Album Review: Solar Bears - She Was Coloured In
Reviewed by Padraic Halpin Source: (Ragged Words)
For better or (usually) worse, modern instrumental music tends to be lazily lumped into one of two categories: either you swell some of your instruments like Mogwai, or you use none at all, and toe the cinematic line. While Dublin/Wicklow duo Solar Bears may have committed everything on this, their debut LP, live to tape, they very much fall into the latter category. However, you don’t need to recognise a snippet of Jack Nicholson’s voice at the very start of the album, or clock the Andrei Tarkovsky reference in the band’s name, to detect the crucial influence of cinema in their work. This isn’t just ten-a-penny, vaguely cinematic electronic music, though: each of the fifteen tracks here sounds like it could soundtrack any scene of your wishing all on its own, and the considerable scope of She Was Coloured In makes it a joy to dream them up one by one.
Non-cinephiles needn't worry, however. The album - a rapid follow-up to the pair's equally impressive Inner Sunshine EP - isn’t just some overly-nerdy ode to independent cinema; while the closest this writer has come to Tarkovsky's work remains the so-so George Clooney remake of Solaris, this is thankfully no barrier to entry. In fact, an appreciation of the likes of Boards Of Canada or Autechre will arguably serve the listener better, as Solar Bears sound just as assured here as those like-minded British mavericks did throughout their highly influential early work. Indeed, if you’ve already downloaded the Big Jack-sampling ‘Forest Of Fountains’, crunching ‘Crystaline (Be Again)’ or tune-of-the-year contender ‘Neon Colony’ - then you’ll know they’re the real deal.

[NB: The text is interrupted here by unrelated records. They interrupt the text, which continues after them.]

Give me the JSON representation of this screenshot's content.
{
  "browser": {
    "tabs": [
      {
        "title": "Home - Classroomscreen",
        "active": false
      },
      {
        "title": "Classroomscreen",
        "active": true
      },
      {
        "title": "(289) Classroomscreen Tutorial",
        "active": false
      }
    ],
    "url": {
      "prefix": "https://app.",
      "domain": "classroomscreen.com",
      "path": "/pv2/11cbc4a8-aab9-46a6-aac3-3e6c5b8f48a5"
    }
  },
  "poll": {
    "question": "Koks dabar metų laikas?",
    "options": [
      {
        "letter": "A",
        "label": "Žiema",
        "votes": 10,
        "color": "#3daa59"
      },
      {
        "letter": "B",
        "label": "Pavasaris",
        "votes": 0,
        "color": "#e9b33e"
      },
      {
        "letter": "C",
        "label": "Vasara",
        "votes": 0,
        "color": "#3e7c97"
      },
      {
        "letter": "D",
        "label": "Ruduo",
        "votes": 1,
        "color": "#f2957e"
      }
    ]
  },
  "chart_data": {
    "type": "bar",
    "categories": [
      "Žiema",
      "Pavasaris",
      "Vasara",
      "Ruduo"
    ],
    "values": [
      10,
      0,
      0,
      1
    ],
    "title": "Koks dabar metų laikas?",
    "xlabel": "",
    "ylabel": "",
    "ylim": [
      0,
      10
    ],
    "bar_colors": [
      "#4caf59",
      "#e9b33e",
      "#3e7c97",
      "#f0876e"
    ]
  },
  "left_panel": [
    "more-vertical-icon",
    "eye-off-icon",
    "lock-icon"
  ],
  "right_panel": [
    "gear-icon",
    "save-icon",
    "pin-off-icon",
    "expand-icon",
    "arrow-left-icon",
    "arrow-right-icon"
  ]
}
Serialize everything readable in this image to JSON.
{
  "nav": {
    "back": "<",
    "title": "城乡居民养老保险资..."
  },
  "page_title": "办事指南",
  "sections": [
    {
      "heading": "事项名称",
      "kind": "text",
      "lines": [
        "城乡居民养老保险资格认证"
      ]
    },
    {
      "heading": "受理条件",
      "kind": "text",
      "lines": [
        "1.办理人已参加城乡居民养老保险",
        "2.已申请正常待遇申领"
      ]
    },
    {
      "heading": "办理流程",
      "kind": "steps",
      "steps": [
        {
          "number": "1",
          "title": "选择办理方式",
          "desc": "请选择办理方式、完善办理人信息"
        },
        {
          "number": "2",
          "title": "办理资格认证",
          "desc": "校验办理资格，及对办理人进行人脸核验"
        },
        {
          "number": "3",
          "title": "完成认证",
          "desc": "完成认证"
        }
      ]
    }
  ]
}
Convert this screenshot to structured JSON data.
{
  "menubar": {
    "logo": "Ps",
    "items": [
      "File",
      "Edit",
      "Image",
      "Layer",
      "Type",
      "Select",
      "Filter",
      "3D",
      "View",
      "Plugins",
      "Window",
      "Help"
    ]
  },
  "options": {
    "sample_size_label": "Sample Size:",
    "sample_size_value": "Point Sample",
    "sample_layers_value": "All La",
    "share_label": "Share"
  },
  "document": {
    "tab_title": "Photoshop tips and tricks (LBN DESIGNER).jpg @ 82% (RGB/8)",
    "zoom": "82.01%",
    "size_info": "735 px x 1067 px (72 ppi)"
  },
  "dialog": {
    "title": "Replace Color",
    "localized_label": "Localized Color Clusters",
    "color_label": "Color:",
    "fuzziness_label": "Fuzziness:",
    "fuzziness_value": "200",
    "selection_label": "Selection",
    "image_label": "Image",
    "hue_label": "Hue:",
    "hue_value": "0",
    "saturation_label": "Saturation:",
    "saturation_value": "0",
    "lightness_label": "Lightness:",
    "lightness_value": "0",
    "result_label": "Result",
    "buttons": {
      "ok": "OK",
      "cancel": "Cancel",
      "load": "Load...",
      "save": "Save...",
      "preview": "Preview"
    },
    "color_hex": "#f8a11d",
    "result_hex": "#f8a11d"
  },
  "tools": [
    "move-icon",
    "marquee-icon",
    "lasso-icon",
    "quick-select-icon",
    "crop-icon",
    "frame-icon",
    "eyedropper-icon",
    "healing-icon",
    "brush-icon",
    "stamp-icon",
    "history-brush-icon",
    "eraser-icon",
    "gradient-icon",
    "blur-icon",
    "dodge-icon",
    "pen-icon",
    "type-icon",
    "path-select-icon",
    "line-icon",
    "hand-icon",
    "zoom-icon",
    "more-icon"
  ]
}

That being said, a handful of mp3s doesn’t really come close to telling the whole story; She Was Coloured In demands, and richly deserves, your full attention. Its greatest strength is that, despite being blessed with an embarrassment of stand-alone gems, it never buckles under the strain, and maintains a level of consistency over the course of almost an hour that points towards a bright future for the pair. As well as those already mentioned above, the presence of the bracing ‘Twin Stars’, the ‘Playground Love’-era Air-soundalike ‘Primary Colours At The Back Of My Mind’, or the powerfully and intricately crafted ‘Dolls’ would come close to overwhelming most debut electronic albums. But, as with most great records, there aren't really any duff tracks to be carried along here. Displaying the confidence to, for example, follow an obvious closing track like ‘Neon Colony’ with the comparatively breezy actual closer ‘Perpetual Meadow’ - and crucially make this work - its' clear that John Kowalski and Rian Trench have the ability not only to craft mesmeric electronic cuts, but to stitch them together with a truly exciting degree of expertise. More please.